Politics have long gone hand-in-hand with corruption, operating under the cover of grand promises, altruistic campaigns, and bureaucratic mazes. And as cannabis has inevitably entered the world of politics on its march to legalization, it has collided with the giant roadblock that is corruption, as well.
In this case, corruption’s roots are perhaps a little more easily traced–hyper-localized power over licenses, limited on an arbitrary basis that provides the perfect guise for bribes in various forms, such as community impact fees and donations.

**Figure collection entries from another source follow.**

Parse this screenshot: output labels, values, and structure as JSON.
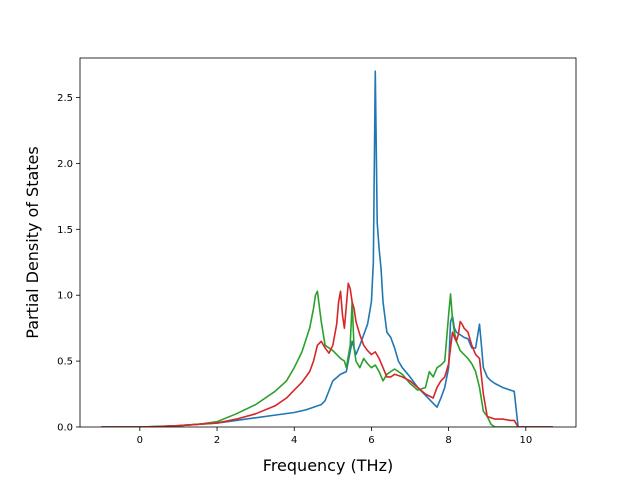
{
  "chart_data": {
    "type": "line",
    "title": "",
    "xlabel": "Frequency (THz)",
    "ylabel": "Partial Density of States",
    "xlim": [
      -1.55,
      11.3
    ],
    "ylim": [
      0,
      2.8
    ],
    "xticks": [
      0,
      2,
      4,
      6,
      8,
      10
    ],
    "yticks": [
      0.0,
      0.5,
      1.0,
      1.5,
      2.0,
      2.5
    ],
    "xtick_labels": [
      "0",
      "2",
      "4",
      "6",
      "8",
      "10"
    ],
    "ytick_labels": [
      "0.0",
      "0.5",
      "1.0",
      "1.5",
      "2.0",
      "2.5"
    ],
    "grid": false,
    "series": [
      {
        "color": "#1f77b4",
        "x": [
          -1.0,
          0.0,
          0.5,
          1.0,
          1.5,
          2.0,
          2.5,
          3.0,
          3.5,
          4.0,
          4.3,
          4.5,
          4.6,
          4.7,
          4.8,
          5.0,
          5.2,
          5.35,
          5.5,
          5.6,
          5.7,
          5.8,
          5.9,
          6.0,
          6.05,
          6.1,
          6.15,
          6.2,
          6.25,
          6.3,
          6.4,
          6.5,
          6.6,
          6.7,
          6.8,
          7.0,
          7.2,
          7.4,
          7.6,
          7.7,
          7.8,
          7.9,
          8.0,
          8.05,
          8.1,
          8.15,
          8.2,
          8.3,
          8.4,
          8.5,
          8.6,
          8.7,
          8.8,
          8.85,
          8.9,
          9.0,
          9.1,
          9.2,
          9.4,
          9.6,
          9.7,
          9.8,
          10.7
        ],
        "y": [
          0.0,
          0.0,
          0.003,
          0.01,
          0.02,
          0.03,
          0.05,
          0.07,
          0.09,
          0.11,
          0.13,
          0.15,
          0.16,
          0.17,
          0.2,
          0.35,
          0.4,
          0.42,
          0.65,
          0.55,
          0.62,
          0.7,
          0.78,
          0.95,
          1.25,
          2.7,
          1.55,
          1.35,
          1.2,
          0.95,
          0.72,
          0.68,
          0.6,
          0.5,
          0.45,
          0.38,
          0.3,
          0.24,
          0.18,
          0.15,
          0.22,
          0.3,
          0.45,
          0.8,
          0.84,
          0.75,
          0.72,
          0.7,
          0.68,
          0.67,
          0.6,
          0.6,
          0.78,
          0.62,
          0.45,
          0.38,
          0.35,
          0.33,
          0.3,
          0.28,
          0.27,
          0.0,
          0.0
        ]
      },
      {
        "color": "#2ca02c",
        "x": [
          -1.0,
          0.0,
          0.5,
          1.0,
          1.5,
          2.0,
          2.5,
          3.0,
          3.5,
          3.8,
          4.0,
          4.2,
          4.4,
          4.5,
          4.55,
          4.6,
          4.7,
          4.8,
          5.0,
          5.2,
          5.3,
          5.35,
          5.45,
          5.5,
          5.55,
          5.6,
          5.7,
          5.8,
          5.9,
          6.0,
          6.1,
          6.2,
          6.3,
          6.4,
          6.5,
          6.6,
          6.7,
          6.8,
          7.0,
          7.2,
          7.4,
          7.5,
          7.6,
          7.7,
          7.8,
          7.9,
          8.0,
          8.05,
          8.1,
          8.15,
          8.2,
          8.3,
          8.4,
          8.5,
          8.6,
          8.7,
          8.8,
          8.9,
          9.0,
          9.1,
          9.2,
          9.4,
          9.6,
          9.8,
          10.7
        ],
        "y": [
          0.0,
          0.0,
          0.005,
          0.01,
          0.02,
          0.04,
          0.1,
          0.17,
          0.27,
          0.35,
          0.45,
          0.57,
          0.75,
          0.9,
          1.0,
          1.03,
          0.8,
          0.62,
          0.58,
          0.52,
          0.5,
          0.45,
          0.62,
          0.95,
          0.6,
          0.5,
          0.45,
          0.52,
          0.48,
          0.45,
          0.47,
          0.42,
          0.35,
          0.4,
          0.42,
          0.44,
          0.42,
          0.4,
          0.33,
          0.28,
          0.3,
          0.42,
          0.38,
          0.45,
          0.47,
          0.5,
          0.85,
          1.01,
          0.82,
          0.72,
          0.65,
          0.58,
          0.55,
          0.52,
          0.48,
          0.42,
          0.3,
          0.12,
          0.08,
          0.02,
          0.0,
          0.0,
          0.0,
          0.0,
          0.0
        ]
      },
      {
        "color": "#d62728",
        "x": [
          -1.0,
          0.0,
          0.5,
          1.0,
          1.5,
          2.0,
          2.5,
          3.0,
          3.5,
          3.8,
          4.0,
          4.2,
          4.4,
          4.5,
          4.6,
          4.7,
          4.8,
          4.9,
          5.0,
          5.1,
          5.15,
          5.2,
          5.25,
          5.3,
          5.35,
          5.4,
          5.45,
          5.5,
          5.55,
          5.6,
          5.7,
          5.8,
          5.9,
          6.0,
          6.1,
          6.2,
          6.3,
          6.4,
          6.5,
          6.6,
          6.8,
          7.0,
          7.2,
          7.4,
          7.6,
          7.7,
          7.8,
          7.9,
          8.0,
          8.1,
          8.15,
          8.2,
          8.25,
          8.3,
          8.35,
          8.4,
          8.5,
          8.6,
          8.7,
          8.8,
          8.9,
          9.0,
          9.2,
          9.4,
          9.6,
          9.7,
          9.8,
          10.7
        ],
        "y": [
          0.0,
          0.0,
          0.003,
          0.01,
          0.02,
          0.03,
          0.06,
          0.1,
          0.16,
          0.22,
          0.28,
          0.34,
          0.42,
          0.5,
          0.62,
          0.65,
          0.6,
          0.56,
          0.62,
          0.78,
          0.95,
          1.03,
          0.85,
          0.75,
          0.92,
          1.09,
          1.05,
          0.95,
          0.9,
          0.8,
          0.7,
          0.62,
          0.58,
          0.55,
          0.57,
          0.52,
          0.45,
          0.38,
          0.38,
          0.4,
          0.38,
          0.35,
          0.3,
          0.25,
          0.22,
          0.3,
          0.35,
          0.38,
          0.48,
          0.72,
          0.68,
          0.65,
          0.7,
          0.8,
          0.78,
          0.75,
          0.72,
          0.62,
          0.55,
          0.52,
          0.25,
          0.08,
          0.06,
          0.06,
          0.05,
          0.05,
          0.0,
          0.0
        ]
      }
    ]
  }
}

Nearly all states where cannabis is legal either bestow licensing power to local officials or impose statewide limits that don’t reflect the high market demand. Thus, the power to grant licenses–the very key to a multi-billion-dollar industry–is distributed between handfuls of politicians in each state. And naturally, these keys don’t come cheap.
“We’ve seen in some states the price go as high as $500,000 for a license to sell [cannabis]. So, we see people willing to pay large amounts of money to get in to the industry,” special agent Regino Chavez says during an FBI podcast.
The charges against Jasiel Correia, former mayor of Fall River, Massachusetts, on 24 counts revolving around extortion of private citizens with cannabis dispensaries aspirations, allegedly amounting to $600,000–highlighting another example of cannabis corruption. Correia’s chief-of-staff, Genoveva Andrade, has already pled guilty to bribery and extortion charges.
The FBI is looking into “pay-to-play bribery schemes” across several states, including Missouri, Florida, and New York, something that San Bernardino mayor John Valdivia dismisses as “baseless accusations” by salty wannabe cannabis businessmen.
Moreover, former Maryland state delegate Cheryl Glenn was sentenced to two years for taking bribes to support cannabis companies, among other favors.
“Competition belongs in the market, not in the license application process,” Morgan Fox, media relations director for the National Cannabis Industry Association, says.
These, along with many other similar examples, all lead back to the arbitrary license caps, imposed not for health and safety, but for all the wrong reasons. Instead of leveling the playing field, these laws breed fierce financial competition to enter it.
Not to mention that this type of corruption enables only those with the right connections and capital to join an industry where people of color and others most impacted by the War on Drugs cannot even get a seat at the table to start.